BY CLAIRE CHAUMONT
I consider myself a fairly engaged citizen. I have voted in all major French elections. I have demonstrated several times for causes I valued. I have participated in political debates, conferences, and forums. I am a Political Science major after all.
But I have never joined any organized political action. Rather, I hadn’t until two weeks ago when I decided to go canvassing for Hillary Clinton in Bedford, New Hampshire. On Saturday, October 29, armed with a Google map print-out and a listing of thirty houses, I spent four hours knocking on the doors of undecided voters to remind them to go cast their vote next Tuesday. For Hillary if possible, please.
Why did I volunteer? In part because I care about who gets elected. But, let’s be honest, it’s also because I wanted to have a closer look at the American “political machine.” What I found surprised me: neighbors opening their garage doors to receive volunteers, young graduates ready to shuffle hours in the rain to distribute a stack of flyers, grandmothers cooking casseroles to feed dozens of hungry volunteers. Overall, I felt a sense of camaraderie and belonging I had never experienced during elections in France.
This surprised me. Developed countries often struggle to address citizens’ defiance against institutionalized politics. In the US, voter turnout, a good measure of civic engagement, dramatically declined since the 1970s. In 2000, sociologist Robert Putman argued the slow erosion of social capital could partially explain Americans’ disengagement with political involvement. But what I saw contradicted everything I thought I knew about civic participation. This kept me wondering… Had the Democrats finally found a way to make politics sexy again?

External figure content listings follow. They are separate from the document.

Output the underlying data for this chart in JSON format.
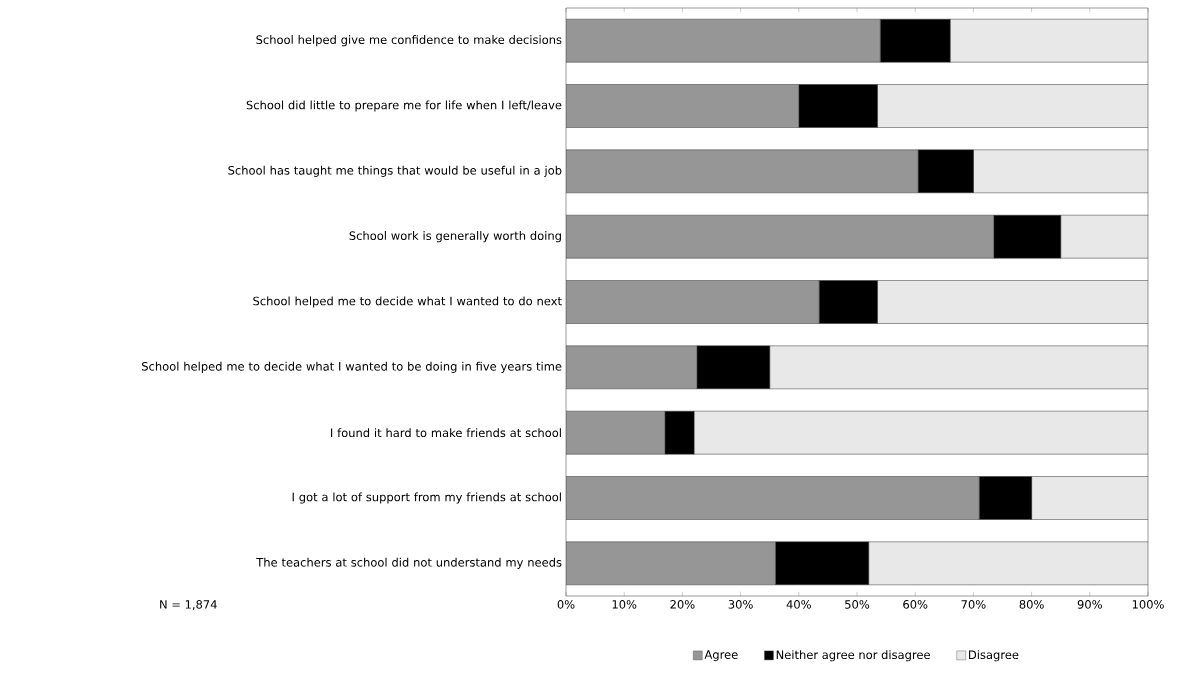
{
  "chart_data": {
    "type": "bar",
    "orientation": "horizontal",
    "stacked": true,
    "categories": [
      "School helped give me confidence to make decisions",
      "School did little to prepare me for life when I left/leave",
      "School has taught me things that would be useful in a job",
      "School work is generally worth doing",
      "School helped me to decide what I wanted to do next",
      "School helped me to decide what I wanted to be doing in five years time",
      "I found it hard to make friends at school",
      "I got a lot of support from my friends at school",
      "The teachers at school did not understand my needs"
    ],
    "series": [
      {
        "name": "Agree",
        "color": "#969696",
        "values": [
          54,
          40,
          60.5,
          73.5,
          43.5,
          22.5,
          17,
          71,
          36
        ]
      },
      {
        "name": "Neither agree nor disagree",
        "color": "#000000",
        "values": [
          12,
          13.5,
          9.5,
          11.5,
          10,
          12.5,
          5,
          9,
          16
        ]
      },
      {
        "name": "Disagree",
        "color": "#e8e8e8",
        "values": [
          34,
          46.5,
          30,
          15,
          46.5,
          65,
          78,
          20,
          48
        ]
      }
    ],
    "xlim": [
      0,
      100
    ],
    "xticks": [
      {
        "value": 0,
        "label": "0%"
      },
      {
        "value": 10,
        "label": "10%"
      },
      {
        "value": 20,
        "label": "20%"
      },
      {
        "value": 30,
        "label": "30%"
      },
      {
        "value": 40,
        "label": "40%"
      },
      {
        "value": 50,
        "label": "50%"
      },
      {
        "value": 60,
        "label": "60%"
      },
      {
        "value": 70,
        "label": "70%"
      },
      {
        "value": 80,
        "label": "80%"
      },
      {
        "value": 90,
        "label": "90%"
      },
      {
        "value": 100,
        "label": "100%"
      }
    ],
    "legend": "bottom",
    "annotations": [
      "N = 1,874"
    ]
  }
}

The 2008 election was dubbed the “Facebook election,” for the way Obama used the Internet to mobilize supporters. But Obama also won thanks to his ability to leverage the support of thousands of “foot soldiers” to perform the labor-intensive grassroots fieldwork of canvassing, phoning or driving voters to voting stations. Since then, Republicans and Democrats alike have further institutionalized how to use community organizing techniques to “get out the vote” on the ground, a tactic that has proven effective in increasing voter turnout. In the early stages of the primaries, Hillary already had 12,000 volunteers, organized through fifteen offices across all States. On Election Day, it is hard to predict how many more have now joined the ranks – but based on previous elections, this could amount to millions of individuals.
What prevents France from setting up a similar system? The answer lies (mostly) in funding rules: recruiting, training and coordinating so many volunteers require an expensive network of staff and significant investments in campaign material. French law severely restricts the amount candidates can spend to finance their political campaigns. For the 2017 presidential election, the upper limit will be € 22.5 million for each of the two candidates selected for the second round. By contrast, political campaign fundraising in the US is virtually limitless. In 2012, Obama and Romney raised a combined $2 billion in donations. A few days ago, the Center for Responsive Politics predicted that the total cost of the 2016 elections could amount to almost $7 billion. The political system James Madison envisioned as a healthy representation regulated by competition between factions has turned into a sophisticated political machine, fueled by unconstrained money from powerful interest groups.
Analysts have marveled at the ability of the 2008 Obama campaign to engage citizens in the “work of practicing democracy.” But this transformative effect appears to be only made possible by the awesome sums of money pumped into American political campaigns, itself described by other commentators the main perverting factor of democracy in the US. There is something deeply puzzling in this paradox.
But is this really a paradox? In 2008, Obama’s campaign, with its new form of electoral participation, seemed to revive the promises of participatory democracy of the 1960s. It was understood that previously disenfranchised citizens could finally make their voices heard. But a closer look suggests that despite Obama’s transformative message of his campaign as a participatory social movement, its formal organization did not lead to more direct citizens’ participation in the campaign. Rather, Obama’s staffers and consultants skillfully coordinated volunteers’ efforts toward strategic political ends, such as more money and more votes. This transactional use of citizens’ support has been further developed in subsequent Democratic and Republication campaigns, including the current one. After all, as media specialist Daniel Kreiss reminds us, popular participation sometimes reinforces instead of challenging elite power, especially if it strengthens “the voices of those already most inclined to participate,” ultimately failing to generate more equal political participation across all citizens.
In-depth analysis suggests a more nuanced role for participatory solutions like campaign volunteering than celebratory discourses of democratic revitalization would suggest. But being aware of their pitfalls should not deter us from their potential. If harnessed properly, these new forms of civic engagement have the power to mobilize millions of citizens towards common goals. As I anxiously wait for the elections to come to a close, there is something comforting in knowing we can still invent new ways to perfect democracy.
Claire Chaumont is a doctor of public health at the Harvard T.H. Chan School of Public Health. Originally from France, she has global work experience in health, social and development policies. Her current interests include global governance, development assistance for health… and who is going to win the US presidential elections.